Not commodity specific


  • Education and Training: extension, on-farm/ranch research
  • Farm Business Management: new enterprise development, value added, agritourism
  • Sustainable Communities: analysis of personal/family life


    This study served as a pilot project and sought to better understand visitors to agritourism farms in North Carolina during agritourism operating seasons in 2010. Six farms across the state participated in the study and 137 usable surveys were collected. Overall analysis examined visitors’ most recent farm visit experiences, how visitors made their travel plans to agritourism farms, and farm owners’ perspectives of their agritourism businesses. Findings provide additional information regarding successful agritourism enterprises and future marketing strategies. Additionally, valuable lessons were learned from the methods utilized that will positively influence future projects.


    Agritourism, as defined in this study as any activity and/or service provided on a working farm with the purpose of attracting visitors, is a growing phenomenon among rural farms. As the popularity of agritourism grows, farmers are in desperate need of research relating to agritourism visitors and successful marketing strategies.

    Agritourism has grown in popularity over the years due to changes in the economy affecting farmers and communities across the nation and throughout the state of North Carolina (NC). In recent years, the number of farms in NC has suffered a dramatic decline with the state now accommodating less than 17% of the farms it had in the late 1940’s (NC Rural Center). The changing economy combined with fluctuations in agricultural income and the desire to preserve land and resources has placed pressure on farmers throughout NC to examine alternative economic opportunities.
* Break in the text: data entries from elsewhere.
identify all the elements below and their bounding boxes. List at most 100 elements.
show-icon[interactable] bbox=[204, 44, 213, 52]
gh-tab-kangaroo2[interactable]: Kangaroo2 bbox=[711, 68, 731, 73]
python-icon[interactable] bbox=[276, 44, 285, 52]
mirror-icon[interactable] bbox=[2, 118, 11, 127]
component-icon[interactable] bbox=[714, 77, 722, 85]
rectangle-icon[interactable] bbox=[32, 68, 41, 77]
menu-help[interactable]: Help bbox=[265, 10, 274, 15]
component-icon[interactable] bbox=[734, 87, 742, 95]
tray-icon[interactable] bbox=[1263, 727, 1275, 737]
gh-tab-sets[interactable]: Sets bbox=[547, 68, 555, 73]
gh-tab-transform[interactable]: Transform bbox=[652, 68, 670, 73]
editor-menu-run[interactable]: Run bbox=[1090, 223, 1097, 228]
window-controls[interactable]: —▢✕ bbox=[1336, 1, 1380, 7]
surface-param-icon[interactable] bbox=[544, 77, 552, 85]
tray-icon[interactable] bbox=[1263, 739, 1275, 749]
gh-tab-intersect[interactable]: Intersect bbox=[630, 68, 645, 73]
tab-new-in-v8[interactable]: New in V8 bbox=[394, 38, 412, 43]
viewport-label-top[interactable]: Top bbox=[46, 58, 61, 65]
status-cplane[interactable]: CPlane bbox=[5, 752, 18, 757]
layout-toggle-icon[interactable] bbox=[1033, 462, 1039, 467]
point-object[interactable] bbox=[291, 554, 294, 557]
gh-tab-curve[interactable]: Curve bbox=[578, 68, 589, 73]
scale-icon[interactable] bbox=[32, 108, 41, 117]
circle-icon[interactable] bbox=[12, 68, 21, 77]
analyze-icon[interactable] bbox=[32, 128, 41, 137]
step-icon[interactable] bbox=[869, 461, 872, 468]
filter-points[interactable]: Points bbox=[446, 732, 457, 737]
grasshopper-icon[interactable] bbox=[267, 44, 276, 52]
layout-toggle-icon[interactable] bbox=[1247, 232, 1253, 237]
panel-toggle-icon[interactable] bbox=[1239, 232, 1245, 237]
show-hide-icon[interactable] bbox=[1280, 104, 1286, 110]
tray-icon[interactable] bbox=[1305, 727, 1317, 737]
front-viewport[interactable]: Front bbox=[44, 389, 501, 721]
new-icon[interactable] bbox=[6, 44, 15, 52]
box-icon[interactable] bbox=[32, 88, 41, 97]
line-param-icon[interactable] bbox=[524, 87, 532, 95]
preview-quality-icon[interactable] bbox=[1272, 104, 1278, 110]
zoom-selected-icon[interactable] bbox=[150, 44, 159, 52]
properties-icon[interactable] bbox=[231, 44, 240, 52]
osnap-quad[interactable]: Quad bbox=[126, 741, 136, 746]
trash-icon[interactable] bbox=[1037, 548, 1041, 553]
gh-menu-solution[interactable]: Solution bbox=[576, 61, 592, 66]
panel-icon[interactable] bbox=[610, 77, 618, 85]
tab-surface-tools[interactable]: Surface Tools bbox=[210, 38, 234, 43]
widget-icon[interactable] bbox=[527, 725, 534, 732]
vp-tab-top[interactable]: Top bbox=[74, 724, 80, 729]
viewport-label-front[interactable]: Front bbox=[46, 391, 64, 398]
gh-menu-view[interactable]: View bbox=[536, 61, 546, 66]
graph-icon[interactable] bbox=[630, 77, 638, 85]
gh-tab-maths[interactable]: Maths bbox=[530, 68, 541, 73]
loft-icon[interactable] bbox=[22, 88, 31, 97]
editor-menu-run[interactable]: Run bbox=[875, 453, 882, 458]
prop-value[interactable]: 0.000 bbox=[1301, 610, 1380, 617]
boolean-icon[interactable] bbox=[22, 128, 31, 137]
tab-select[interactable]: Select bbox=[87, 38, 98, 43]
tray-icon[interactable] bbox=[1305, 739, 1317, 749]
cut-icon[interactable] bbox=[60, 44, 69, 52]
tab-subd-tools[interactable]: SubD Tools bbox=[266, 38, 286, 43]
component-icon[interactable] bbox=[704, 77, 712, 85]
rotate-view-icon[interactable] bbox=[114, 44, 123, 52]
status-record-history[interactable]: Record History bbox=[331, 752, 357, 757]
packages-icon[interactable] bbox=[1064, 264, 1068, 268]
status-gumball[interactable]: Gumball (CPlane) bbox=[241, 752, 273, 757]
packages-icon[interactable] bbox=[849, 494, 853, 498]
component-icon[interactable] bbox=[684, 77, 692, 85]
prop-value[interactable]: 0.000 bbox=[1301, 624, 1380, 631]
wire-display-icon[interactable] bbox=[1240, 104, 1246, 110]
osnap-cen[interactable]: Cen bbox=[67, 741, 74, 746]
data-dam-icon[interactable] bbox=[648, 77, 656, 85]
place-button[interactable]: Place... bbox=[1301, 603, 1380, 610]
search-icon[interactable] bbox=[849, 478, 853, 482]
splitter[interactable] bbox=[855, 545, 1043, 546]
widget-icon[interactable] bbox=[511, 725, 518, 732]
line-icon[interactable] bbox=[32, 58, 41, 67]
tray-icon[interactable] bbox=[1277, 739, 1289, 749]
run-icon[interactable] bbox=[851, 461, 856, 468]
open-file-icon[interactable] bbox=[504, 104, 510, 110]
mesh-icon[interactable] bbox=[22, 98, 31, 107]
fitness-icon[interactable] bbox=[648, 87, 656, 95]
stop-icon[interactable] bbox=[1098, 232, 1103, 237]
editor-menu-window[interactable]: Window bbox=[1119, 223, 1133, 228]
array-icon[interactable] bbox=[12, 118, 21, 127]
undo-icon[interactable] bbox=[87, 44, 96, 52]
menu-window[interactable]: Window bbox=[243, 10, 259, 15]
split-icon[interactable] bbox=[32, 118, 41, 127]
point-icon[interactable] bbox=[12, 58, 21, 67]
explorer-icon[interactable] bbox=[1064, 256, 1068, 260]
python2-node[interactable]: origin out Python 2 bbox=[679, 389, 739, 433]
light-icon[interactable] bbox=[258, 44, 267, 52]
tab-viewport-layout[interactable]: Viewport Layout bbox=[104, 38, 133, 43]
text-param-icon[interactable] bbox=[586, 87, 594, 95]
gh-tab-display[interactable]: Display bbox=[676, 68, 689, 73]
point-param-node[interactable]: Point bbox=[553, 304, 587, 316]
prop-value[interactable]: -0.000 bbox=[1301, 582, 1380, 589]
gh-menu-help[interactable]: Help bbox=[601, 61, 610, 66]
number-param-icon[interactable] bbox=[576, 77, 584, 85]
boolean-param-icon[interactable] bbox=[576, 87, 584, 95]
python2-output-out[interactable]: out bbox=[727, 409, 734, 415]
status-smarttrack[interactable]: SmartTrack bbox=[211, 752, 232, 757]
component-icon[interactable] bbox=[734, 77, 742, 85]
    While more traditional sectors of the state’s economy have experienced a decline or shift, tourism in NC continues to grow. According to the NC Division of Tourism, NC is the 7th most visited state in the country, experiencing $16 billion in annual visitor spending across the state which supports over 190,000 jobs in NC (NC Division of Tourism). Thus, one promising alternative for many farmers includes the incorporation of various tourism-related initiatives (e.g., agritourism) as part of their economic development strategies. As noted by McGehee (2007), “When developed sustainably, agritourism can increase the long term potential for higher margin on-farm sales of value-added products and services, particularly for small farms in crisis” (p. 111). For these reasons, agritourism has seen a recent growth in popularity across the nation. For example, in 2007, the USDA reported 160,000 US farms were participating in some form of direct sales/agritourism with receipts totaling $566,834,000, an increase of approximately 180% from 2002. Of these, 23,350 farms (602 NC farms) claimed income from non-produce related recreational activities, such as farm tours, hunting and fishing (USDA, 2007).

    Agritourism has the potential to provide farmers with the economic means to remain sustainable. However, given the relative newness of agritourism as a farm enterprise, little research is available from which farmers can make business decisions. Thus, farmer strategies to increase profitability and sustainability for agritourism ventures have been limited to past experience and best guess approaches.

    While few other states have collected state-specific research highlighting the incorporation and importance of agritourism, these studies are limited in scope (majority from the farmer’s perspective, and not the visitor perspective) and are not generalizable.
    In order for farms to fully benefit from agritourism as an economic resource, research is needed to understand the market and provide agritourism businesses with the tools to effectively market their farm to visitors. Understanding agritourism visitors, the types of experiences they are seeking, and how they are making their travel plans will allow farmers to make wise business decisions regarding where to invest money and how to maximize profit potential.

    Project objectives:

    The overall objective of this project is twofold: to examine agritourism from the perspectives of both the farmer/producer and the visitor/user and to conduct a pilot study to test the methods and survey instrument to assist in developing a standardized means to properly evaluate and compare agritourism across states and regions. The end goal of this project is to use the findings of this study to inform agritourism business owners, landowners, and tourism officials of agritourism in North Carolina and to garner future grant funding to support the development of a multi-state agritourism research project.

    Performance targets include data preparation, data collection (farmers and visitors), data analysis, information dissemination, and submit proposal for future funding. These performance targets are discussed in detail below in the Materials and Methods section and the Results and Discussion/Milestones section.

    Any opinions, findings, conclusions, or recommendations expressed in this publication are those of the author(s) and do not necessarily reflect the view of the U.S. Department of Agriculture or SARE.